Femme se tient devant une clôture grillagée.
Photo: SOINS

Sur les conseils de Marie, la famille a stocké de la nourriture et du bois de chauffage. C'était chanceux, car ils avaient bientôt 30 bouches à nourrir.

«Tous nos voisins ont emménagé à l'intérieur de notre maison. Leurs maisons ont toutes été détruites et ils n'avaient pas de nourriture. Ils y ont vécu pendant deux mois pendant qu'ils reconstruisaient leurs maisons », dit-elle. «Avec cette information, j'ai sauvé la vie de ma famille et de nos voisins.»

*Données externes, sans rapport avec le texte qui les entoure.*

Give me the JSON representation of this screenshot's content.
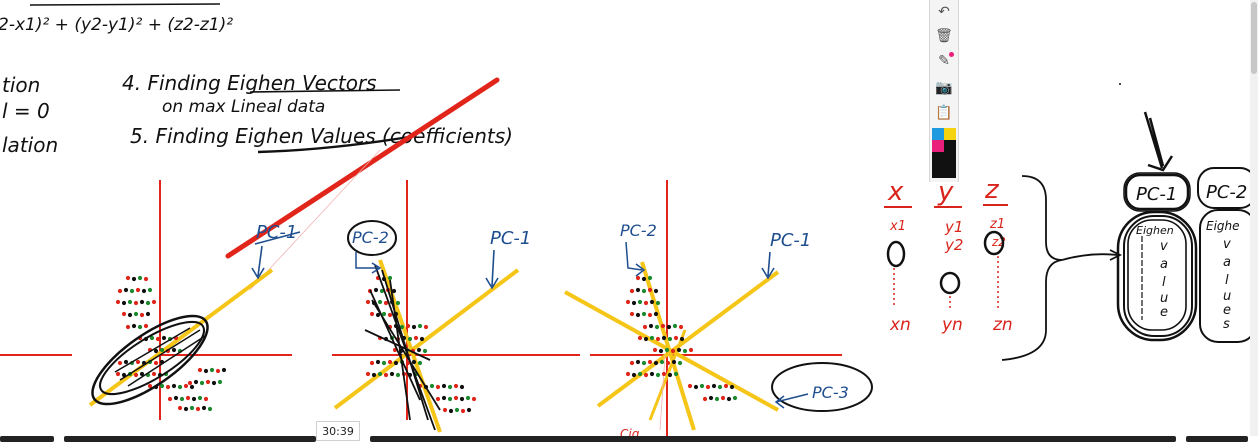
{
  "notes": {
    "formula": "2-x1)² + (y2-y1)² + (z2-z1)²",
    "left_words": [
      "tion",
      "l = 0",
      "lation"
    ],
    "step4_line1": "4. Finding Eighen Vectors",
    "step4_line2": "on max Lineal data",
    "step5": "5. Finding Eighen Values (coefficients)",
    "pc_labels": {
      "plot1_pc1": "PC-1",
      "plot2_pc2": "PC-2",
      "plot2_pc1": "PC-1",
      "plot3_pc2": "PC-2",
      "plot3_pc1": "PC-1",
      "plot3_pc3": "PC-3",
      "plot3_bottom": "Cig"
    },
    "columns": {
      "headers": [
        "x",
        "y",
        "z"
      ],
      "first": [
        "x1",
        "y1",
        "z1"
      ],
      "second": [
        "",
        "y2",
        "z2"
      ],
      "last": [
        "xn",
        "yn",
        "zn"
      ]
    },
    "eigen_boxes": {
      "pc1": "PC-1",
      "pc2": "PC-2",
      "inner1": "Eighen",
      "inner2": "Eighe",
      "letters": [
        "v",
        "a",
        "l",
        "u",
        "e"
      ],
      "letters2": [
        "v",
        "a",
        "l",
        "u",
        "e",
        "s"
      ]
    }
  },
  "toolbar": {
    "tools": [
      "undo-icon",
      "trash-icon",
      "highlighter-icon",
      "camera-icon",
      "clipboard-icon"
    ],
    "colors": [
      "#1e9be0",
      "#f5d311",
      "#ea1f7b",
      "#111111"
    ]
  },
  "player": {
    "timestamp": "30:39"
  }
}
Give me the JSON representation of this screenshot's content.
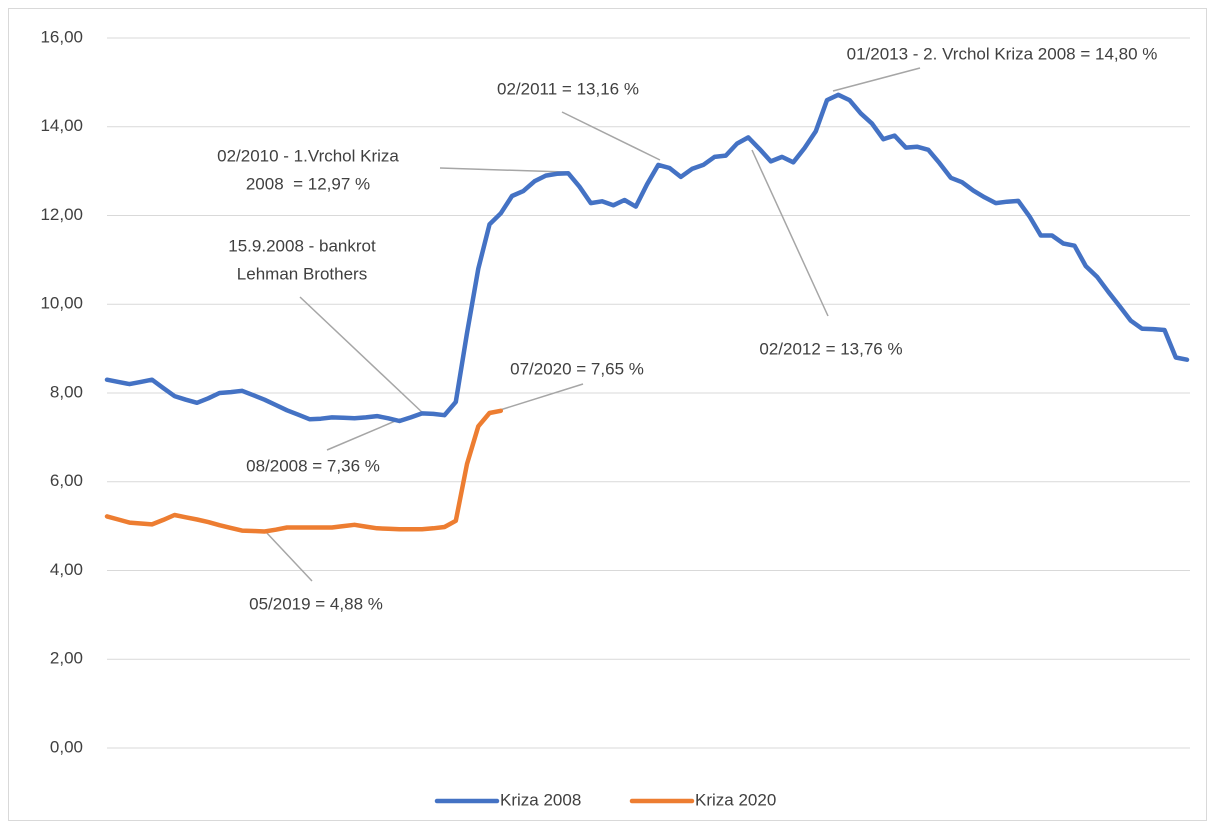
{
  "chart_data": {
    "type": "line",
    "categories": [
      null,
      null,
      null,
      null,
      null,
      null,
      null,
      null,
      null,
      null,
      null,
      null,
      null,
      null,
      null,
      null,
      null,
      null,
      null,
      null,
      null,
      null,
      null,
      null,
      null,
      null,
      null,
      null,
      null,
      null,
      null,
      null,
      null,
      null,
      null,
      null,
      null,
      null,
      null,
      null,
      null,
      null,
      null,
      null,
      null,
      null,
      null,
      null,
      null,
      null,
      null,
      null,
      null,
      null,
      null,
      null,
      null,
      null,
      null,
      null,
      null,
      null,
      null,
      null,
      null,
      null,
      null,
      null,
      null,
      null,
      null,
      null,
      null,
      null,
      null,
      null,
      null,
      null,
      null,
      null,
      null,
      null,
      null,
      null,
      null,
      null,
      null,
      null,
      null,
      null,
      null,
      null,
      null,
      null,
      null,
      null,
      null
    ],
    "series": [
      {
        "name": "Kriza 2008",
        "color": "#4472c4",
        "values": [
          8.3,
          8.25,
          8.2,
          8.25,
          8.3,
          8.11,
          7.93,
          7.85,
          7.78,
          7.88,
          8.0,
          8.02,
          8.05,
          7.95,
          7.85,
          7.73,
          7.61,
          7.51,
          7.41,
          7.42,
          7.45,
          7.44,
          7.43,
          7.45,
          7.48,
          7.43,
          7.37,
          7.45,
          7.54,
          7.53,
          7.5,
          7.8,
          9.35,
          10.8,
          11.8,
          12.05,
          12.44,
          12.55,
          12.77,
          12.9,
          12.94,
          12.95,
          12.65,
          12.28,
          12.32,
          12.23,
          12.35,
          12.2,
          12.7,
          13.14,
          13.07,
          12.87,
          13.05,
          13.14,
          13.32,
          13.35,
          13.62,
          13.76,
          13.5,
          13.22,
          13.32,
          13.2,
          13.52,
          13.9,
          14.6,
          14.72,
          14.6,
          14.3,
          14.07,
          13.72,
          13.8,
          13.53,
          13.55,
          13.48,
          13.18,
          12.85,
          12.75,
          12.56,
          12.41,
          12.28,
          12.31,
          12.33,
          11.98,
          11.55,
          11.55,
          11.37,
          11.32,
          10.86,
          10.62,
          10.28,
          9.96,
          9.63,
          9.45,
          9.44,
          9.42,
          8.8,
          8.75
        ]
      },
      {
        "name": "Kriza 2020",
        "color": "#ed7d31",
        "values": [
          5.22,
          5.15,
          5.08,
          5.06,
          5.04,
          5.14,
          5.25,
          5.2,
          5.15,
          5.09,
          5.02,
          4.96,
          4.9,
          4.89,
          4.88,
          4.92,
          4.97,
          4.97,
          4.97,
          4.97,
          4.97,
          5.0,
          5.03,
          4.99,
          4.95,
          4.94,
          4.93,
          4.93,
          4.93,
          4.95,
          4.98,
          5.12,
          6.4,
          7.25,
          7.55,
          7.6,
          null,
          null,
          null,
          null,
          null,
          null,
          null,
          null,
          null,
          null,
          null,
          null,
          null,
          null,
          null,
          null,
          null,
          null,
          null,
          null,
          null,
          null,
          null,
          null,
          null,
          null,
          null,
          null,
          null,
          null,
          null,
          null,
          null,
          null,
          null,
          null,
          null,
          null,
          null,
          null,
          null,
          null,
          null,
          null,
          null,
          null,
          null,
          null,
          null,
          null,
          null,
          null,
          null,
          null,
          null,
          null,
          null,
          null,
          null,
          null,
          null
        ]
      }
    ],
    "ylim": [
      0,
      16
    ],
    "yticks": [
      {
        "value": 0,
        "label": "0,00"
      },
      {
        "value": 2,
        "label": "2,00"
      },
      {
        "value": 4,
        "label": "4,00"
      },
      {
        "value": 6,
        "label": "6,00"
      },
      {
        "value": 8,
        "label": "8,00"
      },
      {
        "value": 10,
        "label": "10,00"
      },
      {
        "value": 12,
        "label": "12,00"
      },
      {
        "value": 14,
        "label": "14,00"
      },
      {
        "value": 16,
        "label": "16,00"
      }
    ],
    "grid": true,
    "legend": "bottom",
    "annotations": [
      {
        "lines": [
          "01/2013 - 2. Vrchol Kriza 2008 = 14,80 %"
        ]
      },
      {
        "lines": [
          "02/2011 = 13,16 %"
        ]
      },
      {
        "lines": [
          "02/2010 - 1.Vrchol Kriza",
          "2008  = 12,97 %"
        ]
      },
      {
        "lines": [
          "15.9.2008 - bankrot",
          "Lehman Brothers"
        ]
      },
      {
        "lines": [
          "02/2012 = 13,76 %"
        ]
      },
      {
        "lines": [
          "07/2020 = 7,65 %"
        ]
      },
      {
        "lines": [
          "08/2008 = 7,36 %"
        ]
      },
      {
        "lines": [
          "05/2019 = 4,88 %"
        ]
      }
    ]
  }
}
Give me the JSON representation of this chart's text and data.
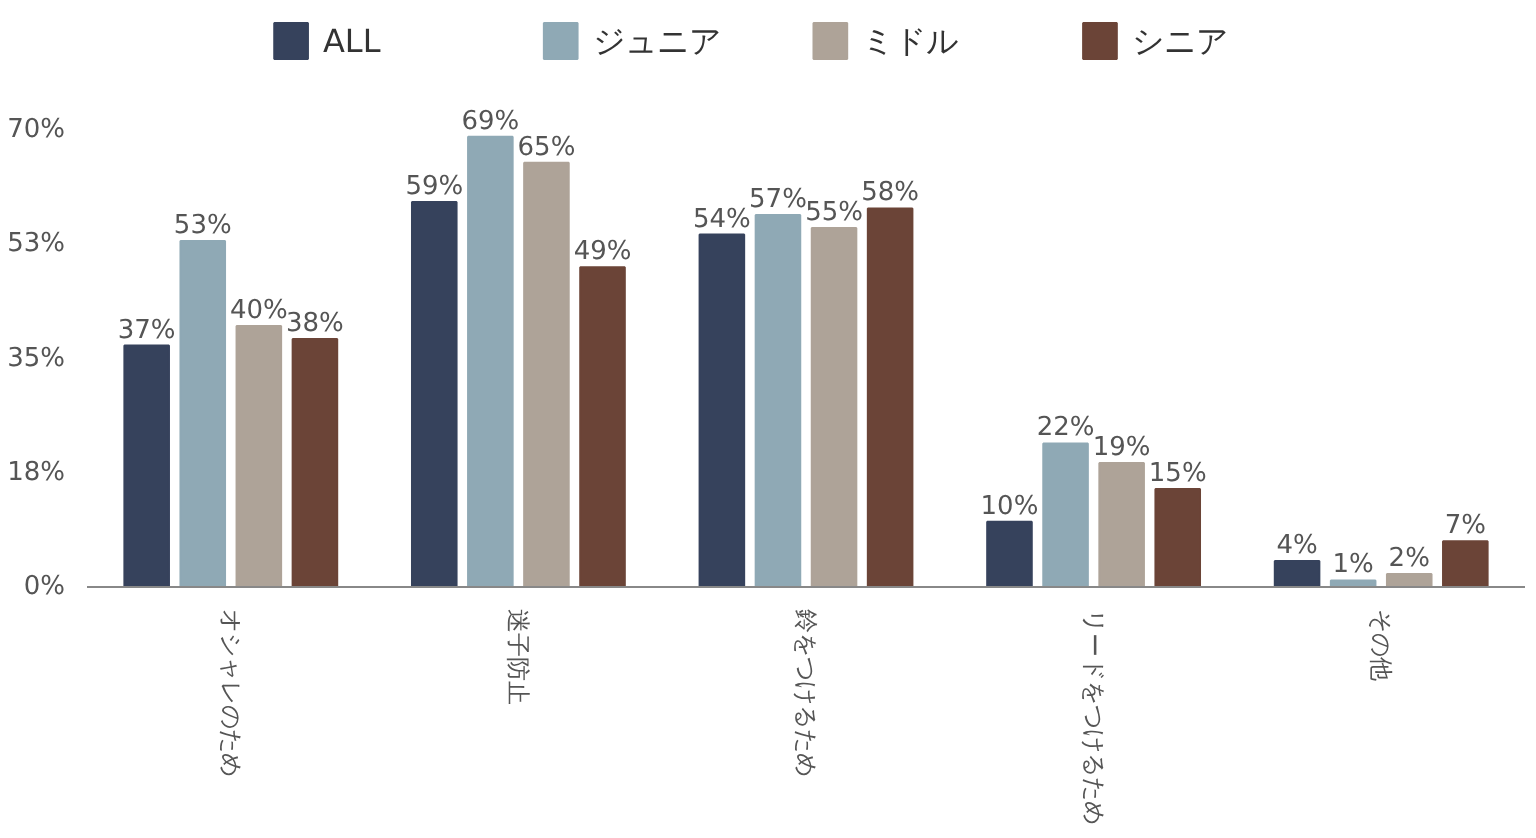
{
  "chart_data": {
    "type": "bar",
    "categories": [
      "オシャレのため",
      "迷子防止",
      "鈴をつけるため",
      "リードをつけるため",
      "その他"
    ],
    "series": [
      {
        "name": "ALL",
        "color": "#36425c",
        "values": [
          37,
          59,
          54,
          10,
          4
        ],
        "value_labels": [
          "37%",
          "59%",
          "54%",
          "10%",
          "4%"
        ]
      },
      {
        "name": "ジュニア",
        "color": "#8fa9b5",
        "values": [
          53,
          69,
          57,
          22,
          1
        ],
        "value_labels": [
          "53%",
          "69%",
          "57%",
          "22%",
          "1%"
        ]
      },
      {
        "name": "ミドル",
        "color": "#aea398",
        "values": [
          40,
          65,
          55,
          19,
          2
        ],
        "value_labels": [
          "40%",
          "65%",
          "55%",
          "19%",
          "2%"
        ]
      },
      {
        "name": "シニア",
        "color": "#6b4437",
        "values": [
          38,
          49,
          58,
          15,
          7
        ],
        "value_labels": [
          "38%",
          "49%",
          "58%",
          "15%",
          "7%"
        ]
      }
    ],
    "ylim": [
      0,
      70
    ],
    "yticks": [
      {
        "value": 0,
        "label": "0%"
      },
      {
        "value": 17.5,
        "label": "18%"
      },
      {
        "value": 35,
        "label": "35%"
      },
      {
        "value": 52.5,
        "label": "53%"
      },
      {
        "value": 70,
        "label": "70%"
      }
    ],
    "grid": false,
    "legend": "top"
  }
}
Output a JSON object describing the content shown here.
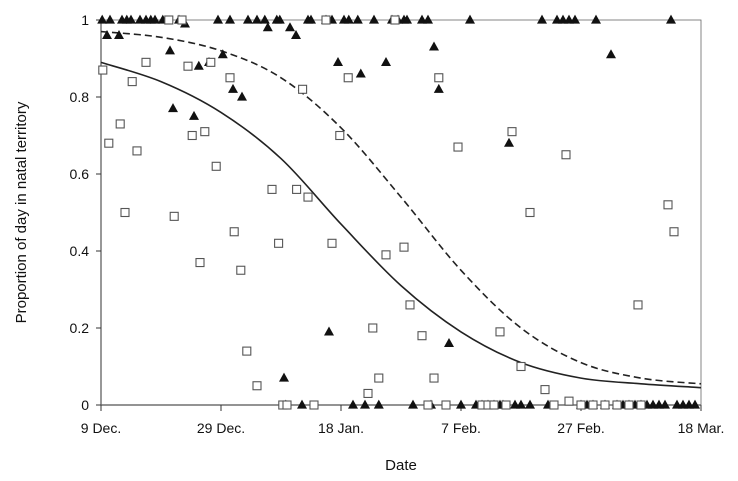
{
  "chart_data": {
    "type": "scatter",
    "xlabel": "Date",
    "ylabel": "Proportion of day in natal territory",
    "x_tick_labels": [
      "9 Dec.",
      "29 Dec.",
      "18 Jan.",
      "7 Feb.",
      "27 Feb.",
      "18 Mar."
    ],
    "x_ticks_days": [
      0,
      20,
      40,
      60,
      80,
      100
    ],
    "xlim_days": [
      0,
      100
    ],
    "y_ticks": [
      0,
      0.2,
      0.4,
      0.6,
      0.8,
      1
    ],
    "y_tick_labels": [
      "0",
      "0.2",
      "0.4",
      "0.6",
      "0.8",
      "1"
    ],
    "ylim": [
      0,
      1
    ],
    "grid": false,
    "series": [
      {
        "marker": "triangle",
        "color": "#111111",
        "points": [
          [
            0.2,
            1
          ],
          [
            1,
            0.96
          ],
          [
            1.5,
            1
          ],
          [
            3,
            0.96
          ],
          [
            3.5,
            1
          ],
          [
            4.3,
            1
          ],
          [
            5,
            1
          ],
          [
            6.5,
            1
          ],
          [
            7.5,
            1
          ],
          [
            8.3,
            1
          ],
          [
            9,
            1
          ],
          [
            10.3,
            1
          ],
          [
            11.5,
            0.92
          ],
          [
            12,
            0.77
          ],
          [
            13,
            1
          ],
          [
            14,
            0.99
          ],
          [
            15.5,
            0.75
          ],
          [
            16.3,
            0.88
          ],
          [
            18,
            0.89
          ],
          [
            19.5,
            1
          ],
          [
            20.3,
            0.91
          ],
          [
            21.5,
            1
          ],
          [
            22,
            0.82
          ],
          [
            23.5,
            0.8
          ],
          [
            24.5,
            1
          ],
          [
            26,
            1
          ],
          [
            27.3,
            1
          ],
          [
            27.8,
            0.98
          ],
          [
            29.3,
            1
          ],
          [
            29.8,
            1
          ],
          [
            30.5,
            0.07
          ],
          [
            30.8,
            0
          ],
          [
            31.5,
            0.98
          ],
          [
            32.5,
            0.96
          ],
          [
            33.5,
            0
          ],
          [
            34.5,
            1
          ],
          [
            35,
            1
          ],
          [
            37.5,
            1
          ],
          [
            38,
            0.19
          ],
          [
            38.5,
            1
          ],
          [
            39.5,
            0.89
          ],
          [
            40.5,
            1
          ],
          [
            41.3,
            1
          ],
          [
            42,
            0
          ],
          [
            42.8,
            1
          ],
          [
            43.3,
            0.86
          ],
          [
            44,
            0
          ],
          [
            45.5,
            1
          ],
          [
            46.3,
            0
          ],
          [
            47.5,
            0.89
          ],
          [
            48.5,
            1
          ],
          [
            49.5,
            1
          ],
          [
            50.5,
            1
          ],
          [
            51,
            1
          ],
          [
            52,
            0
          ],
          [
            53.5,
            1
          ],
          [
            54.5,
            1
          ],
          [
            55,
            0
          ],
          [
            55.5,
            0.93
          ],
          [
            56.3,
            0.82
          ],
          [
            58,
            0.16
          ],
          [
            60,
            0
          ],
          [
            61.5,
            1
          ],
          [
            62.5,
            0
          ],
          [
            63.5,
            0
          ],
          [
            64.5,
            0
          ],
          [
            65.5,
            0
          ],
          [
            66.5,
            0
          ],
          [
            67,
            0
          ],
          [
            68,
            0.68
          ],
          [
            69,
            0
          ],
          [
            70,
            0
          ],
          [
            71.5,
            0
          ],
          [
            73.5,
            1
          ],
          [
            74.5,
            0
          ],
          [
            76,
            1
          ],
          [
            77,
            1
          ],
          [
            78,
            1
          ],
          [
            79,
            1
          ],
          [
            80,
            0
          ],
          [
            81,
            0
          ],
          [
            82,
            0
          ],
          [
            82.5,
            1
          ],
          [
            84,
            0
          ],
          [
            85,
            0.91
          ],
          [
            86,
            0
          ],
          [
            87,
            0
          ],
          [
            88,
            0
          ],
          [
            89,
            0
          ],
          [
            90,
            0
          ],
          [
            91,
            0
          ],
          [
            92,
            0
          ],
          [
            93,
            0
          ],
          [
            94,
            0
          ],
          [
            95,
            1
          ],
          [
            96,
            0
          ],
          [
            97,
            0
          ],
          [
            98,
            0
          ],
          [
            99,
            0
          ]
        ]
      },
      {
        "marker": "open-square",
        "color": "#555555",
        "points": [
          [
            0.3,
            0.87
          ],
          [
            1.3,
            0.68
          ],
          [
            3.2,
            0.73
          ],
          [
            4,
            0.5
          ],
          [
            5.2,
            0.84
          ],
          [
            6,
            0.66
          ],
          [
            7.5,
            0.89
          ],
          [
            11.3,
            1
          ],
          [
            12.2,
            0.49
          ],
          [
            13.5,
            1
          ],
          [
            14.5,
            0.88
          ],
          [
            15.2,
            0.7
          ],
          [
            16.5,
            0.37
          ],
          [
            17.3,
            0.71
          ],
          [
            18.3,
            0.89
          ],
          [
            19.2,
            0.62
          ],
          [
            21.5,
            0.85
          ],
          [
            22.2,
            0.45
          ],
          [
            23.3,
            0.35
          ],
          [
            24.3,
            0.14
          ],
          [
            26,
            0.05
          ],
          [
            28.5,
            0.56
          ],
          [
            29.6,
            0.42
          ],
          [
            30.3,
            0
          ],
          [
            31,
            0
          ],
          [
            32.6,
            0.56
          ],
          [
            33.6,
            0.82
          ],
          [
            34.5,
            0.54
          ],
          [
            35.5,
            0
          ],
          [
            37.5,
            1
          ],
          [
            38.5,
            0.42
          ],
          [
            39.8,
            0.7
          ],
          [
            41.2,
            0.85
          ],
          [
            44.5,
            0.03
          ],
          [
            45.3,
            0.2
          ],
          [
            46.3,
            0.07
          ],
          [
            47.5,
            0.39
          ],
          [
            49,
            1
          ],
          [
            50.5,
            0.41
          ],
          [
            51.5,
            0.26
          ],
          [
            53.5,
            0.18
          ],
          [
            54.5,
            0
          ],
          [
            55.5,
            0.07
          ],
          [
            56.3,
            0.85
          ],
          [
            57.5,
            0
          ],
          [
            59.5,
            0.67
          ],
          [
            63.5,
            0
          ],
          [
            64.5,
            0
          ],
          [
            65.5,
            0
          ],
          [
            66.5,
            0.19
          ],
          [
            67.5,
            0
          ],
          [
            68.5,
            0.71
          ],
          [
            70,
            0.1
          ],
          [
            71.5,
            0.5
          ],
          [
            74,
            0.04
          ],
          [
            75.5,
            0
          ],
          [
            77.5,
            0.65
          ],
          [
            78,
            0.01
          ],
          [
            80,
            0
          ],
          [
            82,
            0
          ],
          [
            84,
            0
          ],
          [
            86,
            0
          ],
          [
            88,
            0
          ],
          [
            90,
            0
          ],
          [
            89.5,
            0.26
          ],
          [
            94.5,
            0.52
          ],
          [
            95.5,
            0.45
          ]
        ]
      }
    ],
    "curves": [
      {
        "style": "solid",
        "color": "#222222",
        "points": [
          [
            0,
            0.89
          ],
          [
            10,
            0.84
          ],
          [
            20,
            0.76
          ],
          [
            30,
            0.64
          ],
          [
            40,
            0.47
          ],
          [
            50,
            0.31
          ],
          [
            60,
            0.19
          ],
          [
            70,
            0.11
          ],
          [
            80,
            0.07
          ],
          [
            90,
            0.055
          ],
          [
            100,
            0.045
          ]
        ]
      },
      {
        "style": "dashed",
        "color": "#222222",
        "points": [
          [
            0,
            0.97
          ],
          [
            10,
            0.955
          ],
          [
            20,
            0.92
          ],
          [
            30,
            0.85
          ],
          [
            40,
            0.72
          ],
          [
            50,
            0.54
          ],
          [
            60,
            0.35
          ],
          [
            70,
            0.2
          ],
          [
            80,
            0.11
          ],
          [
            90,
            0.07
          ],
          [
            100,
            0.055
          ]
        ]
      }
    ]
  }
}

Le travail de Marie peut l'obliger à voler dans tout le pays - l'éruption du volcan de l'île d'Ambae en 2018 l'a maintenue déployée pendant deux mois - mais ses racines villageoises sont toujours au cœur de son travail humanitaire.

«Vous vous sentez pour les gens. Les gens qui vivent dans des communautés éloignées n'ont pas beaucoup accès à l'information ou aux ressources, alors quand vous en avez l'occasion, il est temps pour vous de leur donner plus. Nous donnons le meilleur de nous-mêmes.